Cette mesure était l’une des propositions phare du comité opérationnel « transports urbains et péri urbains » du Grenelle de l’environnement.

1- Gagner en cohérence : Transférer les compétences à un échelon plus adapté

Alors que la réglementation du stationnement payant sur voirie est une compétence communale (ou communautaire), son non-respect relève du droit pénal. En cas de non respect des règles de stationnement payant (tarification ou zone bleue à disque), les sanctions ont donc un caractère pénal et prennent la forme de contraventions, dont le montant est obligatoirement unifié à l’échelle nationale.

Le rapport du Sénateur Louis Nègre sur la dépénalisation et la décentralisation du stationnement en 2011 souligne que l’uniformité du montant de la sanction au plan national, qui ne tient aucun compte du niveau de rareté des places, des contraintes et spécificités locales et encore moins de la demande selon les dimensions des villes, manque (...) totalement de cohérence territoriale[1].

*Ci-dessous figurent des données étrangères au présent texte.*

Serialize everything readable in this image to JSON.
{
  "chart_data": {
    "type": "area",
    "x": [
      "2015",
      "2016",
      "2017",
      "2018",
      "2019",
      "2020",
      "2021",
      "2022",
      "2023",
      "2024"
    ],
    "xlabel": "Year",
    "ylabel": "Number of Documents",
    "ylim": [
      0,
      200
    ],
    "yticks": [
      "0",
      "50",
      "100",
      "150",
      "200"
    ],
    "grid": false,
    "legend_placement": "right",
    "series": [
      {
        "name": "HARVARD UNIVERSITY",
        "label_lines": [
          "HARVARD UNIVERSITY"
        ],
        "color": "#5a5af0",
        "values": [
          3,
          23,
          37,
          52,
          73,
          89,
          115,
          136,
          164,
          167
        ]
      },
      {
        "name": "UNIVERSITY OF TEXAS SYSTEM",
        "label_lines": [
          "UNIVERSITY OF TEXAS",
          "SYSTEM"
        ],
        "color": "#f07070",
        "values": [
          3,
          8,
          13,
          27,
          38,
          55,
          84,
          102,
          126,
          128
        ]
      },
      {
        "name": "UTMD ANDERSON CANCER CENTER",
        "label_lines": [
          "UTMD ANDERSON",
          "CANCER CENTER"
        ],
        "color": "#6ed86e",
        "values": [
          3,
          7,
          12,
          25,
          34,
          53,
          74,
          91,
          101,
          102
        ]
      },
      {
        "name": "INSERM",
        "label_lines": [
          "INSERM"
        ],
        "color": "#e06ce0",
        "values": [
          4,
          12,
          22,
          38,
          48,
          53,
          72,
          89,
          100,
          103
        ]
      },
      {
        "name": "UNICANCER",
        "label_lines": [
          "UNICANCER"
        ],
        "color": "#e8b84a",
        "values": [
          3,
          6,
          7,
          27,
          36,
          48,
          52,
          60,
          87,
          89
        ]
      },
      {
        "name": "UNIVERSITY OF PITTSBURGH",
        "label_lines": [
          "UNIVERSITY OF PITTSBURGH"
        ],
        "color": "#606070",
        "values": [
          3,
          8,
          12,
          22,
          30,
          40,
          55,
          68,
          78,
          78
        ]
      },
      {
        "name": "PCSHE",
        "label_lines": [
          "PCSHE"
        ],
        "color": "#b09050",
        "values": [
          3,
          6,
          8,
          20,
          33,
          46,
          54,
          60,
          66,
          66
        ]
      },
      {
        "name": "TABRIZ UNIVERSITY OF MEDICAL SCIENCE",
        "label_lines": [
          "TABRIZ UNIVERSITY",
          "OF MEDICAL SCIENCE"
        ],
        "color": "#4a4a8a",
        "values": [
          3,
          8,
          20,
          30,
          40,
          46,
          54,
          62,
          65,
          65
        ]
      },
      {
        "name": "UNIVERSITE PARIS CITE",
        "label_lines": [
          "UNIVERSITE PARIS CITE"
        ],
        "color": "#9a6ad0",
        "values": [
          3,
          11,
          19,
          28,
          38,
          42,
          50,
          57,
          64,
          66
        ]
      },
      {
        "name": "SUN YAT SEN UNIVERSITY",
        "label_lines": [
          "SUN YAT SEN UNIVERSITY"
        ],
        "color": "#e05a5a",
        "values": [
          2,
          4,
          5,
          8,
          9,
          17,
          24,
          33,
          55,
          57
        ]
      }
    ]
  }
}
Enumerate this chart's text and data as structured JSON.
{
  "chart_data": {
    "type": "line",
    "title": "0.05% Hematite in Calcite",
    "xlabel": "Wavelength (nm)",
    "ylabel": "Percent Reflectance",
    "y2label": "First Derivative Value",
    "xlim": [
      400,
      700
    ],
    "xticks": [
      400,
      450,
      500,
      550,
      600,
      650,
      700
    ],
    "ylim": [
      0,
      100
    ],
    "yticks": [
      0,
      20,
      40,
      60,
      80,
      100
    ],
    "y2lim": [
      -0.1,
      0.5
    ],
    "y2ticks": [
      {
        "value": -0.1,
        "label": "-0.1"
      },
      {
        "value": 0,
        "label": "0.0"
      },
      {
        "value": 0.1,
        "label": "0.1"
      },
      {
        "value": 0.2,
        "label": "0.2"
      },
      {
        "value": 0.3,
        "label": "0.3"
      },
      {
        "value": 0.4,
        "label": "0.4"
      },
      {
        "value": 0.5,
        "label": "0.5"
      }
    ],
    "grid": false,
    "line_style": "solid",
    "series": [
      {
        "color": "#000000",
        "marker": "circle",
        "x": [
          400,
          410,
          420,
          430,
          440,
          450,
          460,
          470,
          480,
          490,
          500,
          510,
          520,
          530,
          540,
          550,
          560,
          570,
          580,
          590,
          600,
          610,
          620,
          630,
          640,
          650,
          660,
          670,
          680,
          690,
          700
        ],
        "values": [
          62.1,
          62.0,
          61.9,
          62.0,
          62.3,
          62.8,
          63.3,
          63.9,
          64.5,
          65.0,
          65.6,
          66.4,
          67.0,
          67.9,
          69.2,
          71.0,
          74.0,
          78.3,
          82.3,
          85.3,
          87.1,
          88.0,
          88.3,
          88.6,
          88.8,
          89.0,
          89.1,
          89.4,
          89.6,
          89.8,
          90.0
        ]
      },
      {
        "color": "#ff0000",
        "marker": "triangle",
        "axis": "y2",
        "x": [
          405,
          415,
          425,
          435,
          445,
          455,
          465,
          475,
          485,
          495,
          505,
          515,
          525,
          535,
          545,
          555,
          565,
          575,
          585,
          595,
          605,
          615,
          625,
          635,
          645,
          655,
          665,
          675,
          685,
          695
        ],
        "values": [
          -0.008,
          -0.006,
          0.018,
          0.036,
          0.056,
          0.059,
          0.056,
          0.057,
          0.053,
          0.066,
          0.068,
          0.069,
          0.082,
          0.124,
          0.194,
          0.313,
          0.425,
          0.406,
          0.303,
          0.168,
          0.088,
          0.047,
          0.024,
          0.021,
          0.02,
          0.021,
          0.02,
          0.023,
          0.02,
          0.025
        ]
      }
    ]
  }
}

En effet, les Autorités Organisatrices des Transports Urbains ne peuvent pas moduler des amendes en fonction de la zone de stationnement, alors même qu’elles sont en charge de l’élaboration des Plans de Déplacements Urbains et que la gestion du stationnement constitue un levier important des politiques de mobilité et en premier lieu de la régulation des déplacements automobiles.

2- Gagner en efficacité : diminuer les irrégularités de stationnement

Par ailleurs, cette situation pèse lourdement sur l’efficacité de la politique locale de stationnement, qui dépendra de l’arbitrage réalisé par les automobilistes entre le coût de la contravention qu’ils risquent de devoir payer s’ils sont verbalisés et le coût du stationnement payant. En effet, le montant des amendes, uniforme sur l’ensemble du territoire, peut ne pas avoir de lien cohérent avec le coût horaire du stationnement payant qui lui dépend des enjeux locaux.

Ainsi, dans de nombreuses villes, notamment les plus grandes, il est toujours plus avantageux de ne pas acquitter le prix du stationnement payant, en raison d’une part du coût horaire parfois élevé du stationnement et d’autre part de l’impossibilité de surveiller la voie publique en permanence, qui limite fortement le risque de verbalisation. Des enquêtes de terrain montrent ainsi que la faiblesse de l’amende dans les grandes villes au regard du coût du stationnement induit à certaines heures une occupation de près de 80% des places de stationnement par des véhicules en situation irrégulière. Cette situation entraîne une faible rotation des véhicules stationnés et par conséquent une occupation de la voirie qui ne favorise pas le report modal. L’impact sur la circulation et l’encombrement du trafic n’est pas négligeable non plus, puisque près de 10% des voitures circulant dans les centres-villes des grandes agglomérations sont à la recherche d’un stationnement.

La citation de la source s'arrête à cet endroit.